Lakeland trustees consider policy shift expanding control over superintendent
Lakeland trustees weighed a rewrite of Policy 1410 that would tighten oversight of the superintendent as Rusty Taylor stays on paid leave and Jake Massey runs daily operations.

Lakeland trustees moved to consider a policy rewrite Tuesday that would give the board more direct control over the superintendent, broadening its leverage over discipline, dismissals and the flow of information coming out of district offices.
The draft revision to Policy 1410 was listed for read-and-review at the April 15 Lakeland Board of Trustees meeting. The current policy on the district website dates to Aug. 13, 2007, with no recorded revisions, making the proposal a significant reset of how Lakeland Joint School District 272 governs itself.
In plain terms, the change would shift more power upward to the trustees. The superintendent would be more directly answerable to the board, and the policy language would require more detailed reporting about communications with staff, parents, attorneys, community members and taxpayers. That could affect how quickly parents get answers, how staff concerns move through the chain of command and how much discretion the superintendent has in running day-to-day operations.
The timing gives the policy fight added weight.
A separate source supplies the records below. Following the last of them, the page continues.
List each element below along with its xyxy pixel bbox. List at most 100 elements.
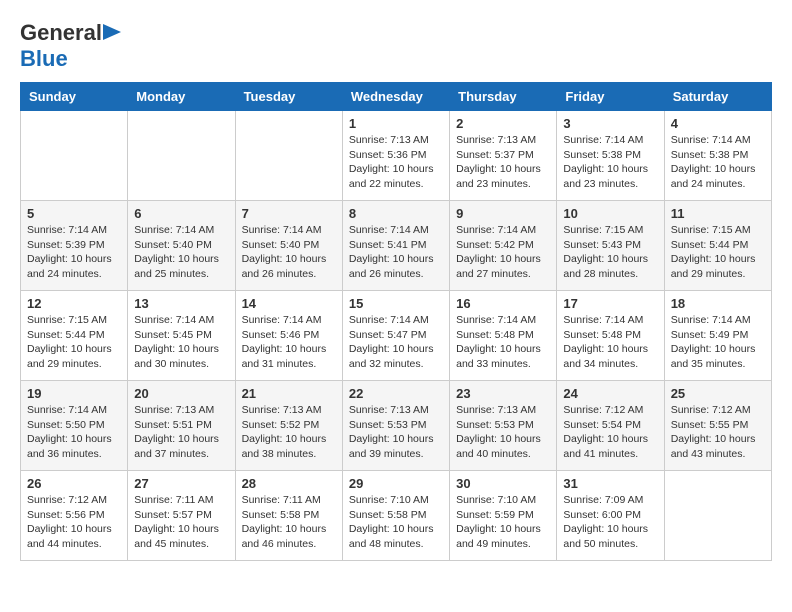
day-number: 9 (456, 206, 550, 221)
day-info: Sunrise: 7:13 AM Sunset: 5:37 PM Dayligh… (456, 133, 550, 192)
day-number: 26 (27, 476, 121, 491)
day-info: Sunrise: 7:13 AM Sunset: 5:52 PM Dayligh… (242, 403, 336, 462)
day-info: Sunrise: 7:13 AM Sunset: 5:36 PM Dayligh… (349, 133, 443, 192)
day-info: Sunrise: 7:15 AM Sunset: 5:44 PM Dayligh… (27, 313, 121, 372)
day-cell: 29 Sunrise: 7:10 AM Sunset: 5:58 PM Dayli… (342, 471, 449, 561)
day-number: 7 (242, 206, 336, 221)
day-cell: 13Sunrise: 7:14 AM Sunset: 5:45 PM Dayli… (128, 291, 235, 381)
day-number: 8 (349, 206, 443, 221)
weekday-header-row: SundayMondayTuesdayWednesdayThursdayFrid… (21, 83, 772, 111)
day-info: Sunrise: 7:15 AM Sunset: 5:44 PM Dayligh… (671, 223, 765, 282)
day-number: 29 (349, 476, 443, 491)
page-header: General Blue (20, 20, 772, 72)
day-number: 5 (27, 206, 121, 221)
weekday-header-friday: Friday (557, 83, 664, 111)
day-number: 11 (671, 206, 765, 221)
day-info: Sunrise: 7:14 AM Sunset: 5:50 PM Dayligh… (27, 403, 121, 462)
day-number: 19 (27, 386, 121, 401)
weekday-header-sunday: Sunday (21, 83, 128, 111)
day-info: Sunrise: 7:11 AM Sunset: 5:57 PM Dayligh… (134, 493, 228, 552)
day-cell: 20 Sunrise: 7:13 AM Sunset: 5:51 PM Dayli… (128, 381, 235, 471)
day-info: Sunrise: 7:14 AM Sunset: 5:40 PM Dayligh… (134, 223, 228, 282)
day-info: Sunrise: 7:14 AM Sunset: 5:40 PM Dayligh… (242, 223, 336, 282)
day-cell: 2 Sunrise: 7:13 AM Sunset: 5:37 PM Daylig… (450, 111, 557, 201)
day-number: 6 (134, 206, 228, 221)
logo: General Blue (20, 20, 122, 72)
day-number: 12 (27, 296, 121, 311)
day-number: 3 (563, 116, 657, 131)
day-number: 24 (563, 386, 657, 401)
day-cell: 1Sunrise: 7:13 AM Sunset: 5:36 PM Daylig… (342, 111, 449, 201)
day-number: 16 (456, 296, 550, 311)
day-number: 21 (242, 386, 336, 401)
day-info: Sunrise: 7:13 AM Sunset: 5:53 PM Dayligh… (456, 403, 550, 462)
day-number: 4 (671, 116, 765, 131)
day-info: Sunrise: 7:12 AM Sunset: 5:54 PM Dayligh… (563, 403, 657, 462)
day-cell: 27 Sunrise: 7:11 AM Sunset: 5:57 PM Dayli… (128, 471, 235, 561)
day-info: Sunrise: 7:13 AM Sunset: 5:51 PM Dayligh… (134, 403, 228, 462)
day-cell: 31 Sunrise: 7:09 AM Sunset: 6:00 PM Dayli… (557, 471, 664, 561)
day-cell: 15 Sunrise: 7:14 AM Sunset: 5:47 PM Dayli… (342, 291, 449, 381)
calendar-table: SundayMondayTuesdayWednesdayThursdayFrid… (20, 82, 772, 561)
day-cell (664, 471, 771, 561)
week-row-4: 19 Sunrise: 7:14 AM Sunset: 5:50 PM Dayli… (21, 381, 772, 471)
day-number: 18 (671, 296, 765, 311)
day-number: 2 (456, 116, 550, 131)
day-cell: 12 Sunrise: 7:15 AM Sunset: 5:44 PM Dayli… (21, 291, 128, 381)
week-row-3: 12 Sunrise: 7:15 AM Sunset: 5:44 PM Dayli… (21, 291, 772, 381)
day-number: 22 (349, 386, 443, 401)
weekday-header-thursday: Thursday (450, 83, 557, 111)
logo-general: General (20, 20, 102, 46)
day-cell: 4 Sunrise: 7:14 AM Sunset: 5:38 PM Daylig… (664, 111, 771, 201)
week-row-2: 5 Sunrise: 7:14 AM Sunset: 5:39 PM Daylig… (21, 201, 772, 291)
day-cell: 5 Sunrise: 7:14 AM Sunset: 5:39 PM Daylig… (21, 201, 128, 291)
day-number: 10 (563, 206, 657, 221)
day-cell: 26 Sunrise: 7:12 AM Sunset: 5:56 PM Dayli… (21, 471, 128, 561)
day-info: Sunrise: 7:14 AM Sunset: 5:49 PM Dayligh… (671, 313, 765, 372)
day-cell: 10 Sunrise: 7:15 AM Sunset: 5:43 PM Dayli… (557, 201, 664, 291)
day-cell: 11 Sunrise: 7:15 AM Sunset: 5:44 PM Dayli… (664, 201, 771, 291)
day-cell (128, 111, 235, 201)
week-row-5: 26 Sunrise: 7:12 AM Sunset: 5:56 PM Dayli… (21, 471, 772, 561)
day-cell: 24 Sunrise: 7:12 AM Sunset: 5:54 PM Dayli… (557, 381, 664, 471)
day-info: Sunrise: 7:09 AM Sunset: 6:00 PM Dayligh… (563, 493, 657, 552)
day-cell: 18 Sunrise: 7:14 AM Sunset: 5:49 PM Dayli… (664, 291, 771, 381)
day-cell: 8 Sunrise: 7:14 AM Sunset: 5:41 PM Daylig… (342, 201, 449, 291)
day-info: Sunrise: 7:14 AM Sunset: 5:38 PM Dayligh… (563, 133, 657, 192)
day-info: Sunrise: 7:14 AM Sunset: 5:48 PM Dayligh… (563, 313, 657, 372)
day-info: Sunrise: 7:10 AM Sunset: 5:59 PM Dayligh… (456, 493, 550, 552)
day-info: Sunrise: 7:10 AM Sunset: 5:58 PM Dayligh… (349, 493, 443, 552)
week-row-1: 1Sunrise: 7:13 AM Sunset: 5:36 PM Daylig… (21, 111, 772, 201)
day-cell: 22 Sunrise: 7:13 AM Sunset: 5:53 PM Dayli… (342, 381, 449, 471)
day-info: Sunrise: 7:14 AM Sunset: 5:47 PM Dayligh… (349, 313, 443, 372)
day-cell: 7 Sunrise: 7:14 AM Sunset: 5:40 PM Daylig… (235, 201, 342, 291)
day-number: 17 (563, 296, 657, 311)
day-info: Sunrise: 7:15 AM Sunset: 5:43 PM Dayligh… (563, 223, 657, 282)
day-number: 20 (134, 386, 228, 401)
day-info: Sunrise: 7:14 AM Sunset: 5:38 PM Dayligh… (671, 133, 765, 192)
day-cell: 21 Sunrise: 7:13 AM Sunset: 5:52 PM Dayli… (235, 381, 342, 471)
day-number: 15 (349, 296, 443, 311)
day-number: 14 (242, 296, 336, 311)
day-cell: 23Sunrise: 7:13 AM Sunset: 5:53 PM Dayli… (450, 381, 557, 471)
day-cell: 6 Sunrise: 7:14 AM Sunset: 5:40 PM Daylig… (128, 201, 235, 291)
day-info: Sunrise: 7:13 AM Sunset: 5:53 PM Dayligh… (349, 403, 443, 462)
day-cell: 30Sunrise: 7:10 AM Sunset: 5:59 PM Dayli… (450, 471, 557, 561)
day-info: Sunrise: 7:14 AM Sunset: 5:41 PM Dayligh… (349, 223, 443, 282)
day-number: 31 (563, 476, 657, 491)
day-cell: 25Sunrise: 7:12 AM Sunset: 5:55 PM Dayli… (664, 381, 771, 471)
day-cell: 19 Sunrise: 7:14 AM Sunset: 5:50 PM Dayli… (21, 381, 128, 471)
day-cell (21, 111, 128, 201)
day-info: Sunrise: 7:11 AM Sunset: 5:58 PM Dayligh… (242, 493, 336, 552)
logo-blue: Blue (20, 46, 68, 71)
weekday-header-monday: Monday (128, 83, 235, 111)
day-cell: 17 Sunrise: 7:14 AM Sunset: 5:48 PM Dayli… (557, 291, 664, 381)
day-info: Sunrise: 7:14 AM Sunset: 5:39 PM Dayligh… (27, 223, 121, 282)
day-cell: 16Sunrise: 7:14 AM Sunset: 5:48 PM Dayli… (450, 291, 557, 381)
day-cell: 3 Sunrise: 7:14 AM Sunset: 5:38 PM Daylig… (557, 111, 664, 201)
day-number: 27 (134, 476, 228, 491)
day-cell: 14Sunrise: 7:14 AM Sunset: 5:46 PM Dayli… (235, 291, 342, 381)
day-cell (235, 111, 342, 201)
day-number: 25 (671, 386, 765, 401)
day-info: Sunrise: 7:12 AM Sunset: 5:56 PM Dayligh… (27, 493, 121, 552)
Trustees placed Superintendent Rusty Taylor on paid administrative leave effective March 23, 2026, for the rest of his two-year, $156,000-per-year contract. The board said it acted on the advice of legal counsel. Taylor, who was hired in June 2025 after serving as superintendent of Naco Elementary School District in Naco, Arizona, had been the public face of the district until the board moved to sideline him.
Assistant Superintendent Jake Massey is now serving as interim superintendent. He told KREM the district’s goal is stability and said he did not anticipate disruptions to day-to-day operations. That message matters for families in Rathdrum and across the district, where school offices still have to handle attendance, staffing, transportation and parent concerns even as the top office changes hands.
Former superintendent Lisa Arnold, who retired effective June 30, 2025, after 34 years in Lakeland, said she was not surprised to see trustees pursue tighter controls. Arnold had served the district as a teacher, principal, assistant superintendent and superintendent, giving her a long view of how the board and superintendent have worked together over time.
The policy debate comes on top of a district already under financial pressure. Lakeland’s failed $9.52 million supplemental levy in November 2024 forced trustees to weigh budget cuts and operational changes, including repurposing a school and moving to a four-day week. The district said it had just over 1,800 elementary students in six schools during those discussions, and the levy would have cost the average taxpayer about $105 per $100,000 of assessed value each year.
Voters will also see a separate $3 million-per-year, five-year plant-facilities levy on the May 19 ballot. Together, the board’s policy push, the superintendent shake-up and the levy fight point to a district where trustees are trying to tighten control while parents, staff and taxpayers face another round of change.